Problems
If I read text content from a pdf file using TextAbsorber, the text received is just one line additional to the message of ASPOSE the the tool is Just evaluation copy. The file under test is attached.
The code snippet used is given below.
public bool GetTextUsingTextAbsorber(string SourceFileName, int PageIndex, ref string TextFromFile )
{
try
{
Document pdfDocument = new Document(SourceFileName);
// Create TextAbsorber object to extract text
TextAbsorber textAbsorber = new TextAbsorber();
// Accept the absorber for a particular page
pdfDocument.Pages[PageIndex].Accept(textAbsorber);
// Get the extracted text
TextFromFile = textAbsorber.Text;
return true;
}
catch (Exception ex)
{
MessageBox.Show(ex.Message);
return false;
}
}
The received output is as below.
Evaluation Only.

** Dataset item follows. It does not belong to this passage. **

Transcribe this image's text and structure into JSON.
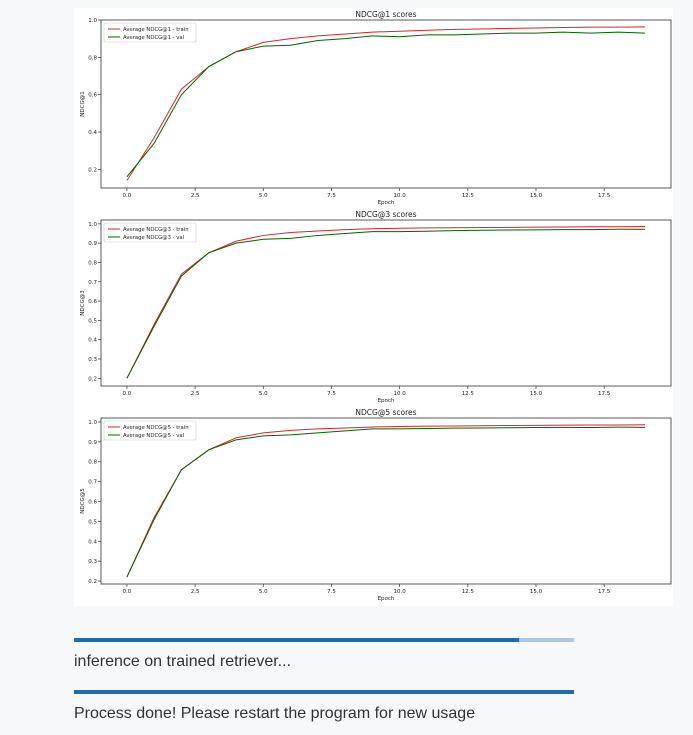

Created with Aspose.PDF. Copyright 2002-2020 Aspose Pty Ltd.
Printing Time: 12:1
If I read the pdf contents using ParagraphAbsorber, the behaviour is still funny.
If I run the code directly, I get only 3 lines from the pdf file.
If I run the code with breakpoints and single stepping in the debugger, I get many more lines from file but not all text lines.
The code is given below.
public bool GetAllLinesFromPage(string SourcrFileName, int PageIndex, ref List<string> LinesFromPage)
{
try
{
// Open an existing PDF file
Document doc = new Document(SourceFileName);
// Instantiate ParagraphAbsorber
ParagraphAbsorber absorber = new ParagraphAbsorber();
absorber.Visit(doc);
foreach (PageMarkup markup in absorber.PageMarkups)
{
int i = 1;
foreach (MarkupSection section in markup.Sections)
{
int j = 1;
foreach (MarkupParagraph paragraph in section.Paragraphs)
{
//StringBuilder paragraphText = new StringBuilder();
string Line = "";
foreach (List<TextFragment> line in paragraph.Lines)
{
foreach (TextFragment fragment in line)
{
//paragraphText.Append(fragment.Text);
Line = Line + fragment.Text;
}
//paragraphText.Append("\r\n");
Line = Line + "\r\n";
}
//paragraphText.Append("\r\n");
Line = Line + "\r\n";
////Console.WriteLine("Paragraph {0} of section {1} on page {2}:", j, i, markup.Number);
////Console.WriteLine(paragraphText.ToString());
//MessageBox.Show(Line);
LinesFromPage.Add(Line);
j++;
}
i++;
}
}
return true;
}
catch (Exception ex)
{
MessageBox.Show(ex.Message);
return false;
}
}
RT_25.78_Copy.pdf (100.3 KB)